Back in the UK, Tim searched the internet; it wasn’t long before he found land for sale a few kilometres beyond the valley on the road to Caledon. Soil analysis proved the vine-growing potential, contact was made with the sellers and on return to South Africa in 2006, Tim and Vaughan bought 12 hectares overlooked by Shaws Mountain to the north and Teslaarsdal range to the south.

The vineyards and Frantoio olive trees for olive oil, took shape over the next four years.
Four varieties only were planted: sauvignon blanc, chardonnay, pinot noir and syrah; the range too has been kept to a neat quintet – chardonnay coming in both unoaked and oaked versions – though I do see a Syrah Rosé is destined to join them in 2018.
A test harvest planned for 2010 prompted the appointment of Riana van der Merwe as winemaker, a role she continues to hold, growing in knowledge and confidence with the vineyards themselves.

Until 2017, the wines were vinified at Iona then Almenkerk; 2018 is the first in their own cellar, a re-furbished nearby warehouse the Pearsons were offered as it was unused.
My initial interest in Seven Springs Vineyards arose from an article by Professor Damien Wilson, wine marketing and business specialist, about the Pearson’s marketing focus on social media; they were among the early ones to use this method.

As that test harvest was coming in, so they launched their website (www.7springs.co.za), the Seven Springs Vineyard Facebook site and Twitter handle @7springsWine. The use of these social media outlets has been ongoing and regular, covering much else of the Pearson’s life, apart from Seven Springs. Partly because of this, it doesn’t come across as hard sell, rather creates awareness, especially as Tim and Vaughan spend a relatively short time here each year. Much of this is taken up with visits to hotels and restaurants, introducing their wines at tastings or dinners.

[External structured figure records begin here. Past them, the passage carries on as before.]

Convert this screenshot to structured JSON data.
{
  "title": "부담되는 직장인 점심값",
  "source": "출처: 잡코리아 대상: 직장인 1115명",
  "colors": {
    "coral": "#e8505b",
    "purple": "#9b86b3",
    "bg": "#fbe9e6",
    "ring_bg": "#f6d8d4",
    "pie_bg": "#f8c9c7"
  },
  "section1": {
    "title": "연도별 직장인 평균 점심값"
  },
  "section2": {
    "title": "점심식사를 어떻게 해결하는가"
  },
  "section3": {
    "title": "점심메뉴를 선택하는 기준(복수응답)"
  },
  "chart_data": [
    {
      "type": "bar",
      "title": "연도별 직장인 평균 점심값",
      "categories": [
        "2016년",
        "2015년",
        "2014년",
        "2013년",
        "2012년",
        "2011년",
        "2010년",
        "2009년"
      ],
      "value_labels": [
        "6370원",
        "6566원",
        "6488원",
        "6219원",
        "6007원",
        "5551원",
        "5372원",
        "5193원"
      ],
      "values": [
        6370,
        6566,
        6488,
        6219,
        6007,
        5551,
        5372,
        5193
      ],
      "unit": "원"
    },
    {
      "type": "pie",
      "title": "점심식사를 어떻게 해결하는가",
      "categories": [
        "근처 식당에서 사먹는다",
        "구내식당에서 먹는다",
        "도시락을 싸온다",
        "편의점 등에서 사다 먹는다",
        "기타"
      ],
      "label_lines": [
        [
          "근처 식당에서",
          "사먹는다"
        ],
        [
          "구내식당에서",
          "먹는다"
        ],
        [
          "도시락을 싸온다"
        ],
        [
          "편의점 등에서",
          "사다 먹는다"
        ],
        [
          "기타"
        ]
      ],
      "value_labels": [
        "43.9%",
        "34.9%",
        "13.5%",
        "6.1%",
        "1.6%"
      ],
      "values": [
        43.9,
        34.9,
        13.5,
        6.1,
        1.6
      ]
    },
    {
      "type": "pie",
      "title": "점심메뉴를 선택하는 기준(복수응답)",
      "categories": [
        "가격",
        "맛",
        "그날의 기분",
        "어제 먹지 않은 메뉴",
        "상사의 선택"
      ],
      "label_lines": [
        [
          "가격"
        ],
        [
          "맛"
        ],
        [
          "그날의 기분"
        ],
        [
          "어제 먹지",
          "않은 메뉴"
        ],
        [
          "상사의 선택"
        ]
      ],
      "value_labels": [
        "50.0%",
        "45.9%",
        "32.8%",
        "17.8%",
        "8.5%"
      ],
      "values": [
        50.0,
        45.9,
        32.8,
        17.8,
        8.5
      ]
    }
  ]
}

Original Seven Springs label (left) and current one where vintage is on back label

Screwcaps have been used from day one; now the same bottle throughout the range but one change they have made is to the labels, where the vintage is on the back. ‘This has a twofold advantage,’ notes Vaughan Pearson; ‘first, we can use the same front label every year, also people become less focused on vintage, more on the variety and our name.’ As the current release sauvignon blanc is 2015, when the obsession for many winelovers is still the youngest vintage possible, this diminishes the chance of immediate rejection by a potential customer.

They would be silly to reject it too; it’s a splendid sauvignon still full of vitality at its core but now with an elegance in its riper tropical, figgy flavours, though more vinous than fruity.

The Pearsons kindly gave me a sample of each of their wines, as well as maiden vintages of Oaked Chardonnay 2011 and Syrah 2010. Tim James tasted them with me.

If the older chardonnay is anything to go by, the pair of 2015s should benefit from further ageing, their creaminess trimmed of some puppy fat. Chardonnay is such a large, competitive field today.

Pinot Noir remains niche, so is even more exposed when mis-treated. This is definitely not the case with Seven Springs Pinot Noir 2014; a ripe enough mix of cherries and spice, supple texture, finished with rounded savouriness, it offers most enjoyable drinking now and value: R145 ex-cellar. A great effort, given the lighter vintage for pinots in this area.

The several evenings I spent sipping the Syrah 2014 (R152) would encourage keeping the wine a few more years, when it should pull together to great benefit. Fruit was the main sensation when first opened, encouraged no doubt by the thankfully subtle oaking. Denser in texture than the pinot, the wine evolved with the same agreeable flow. Oak was more evident in the maiden 2010 but, of course, the vines were mere babes.

Progress since I last tasted in wines, especially in the sauvignon and two reds, is most encouraging.

May the journey for the Pearson’s, Riana van der Merwe and Seven Springs Vineyard continue as positively as it has to date.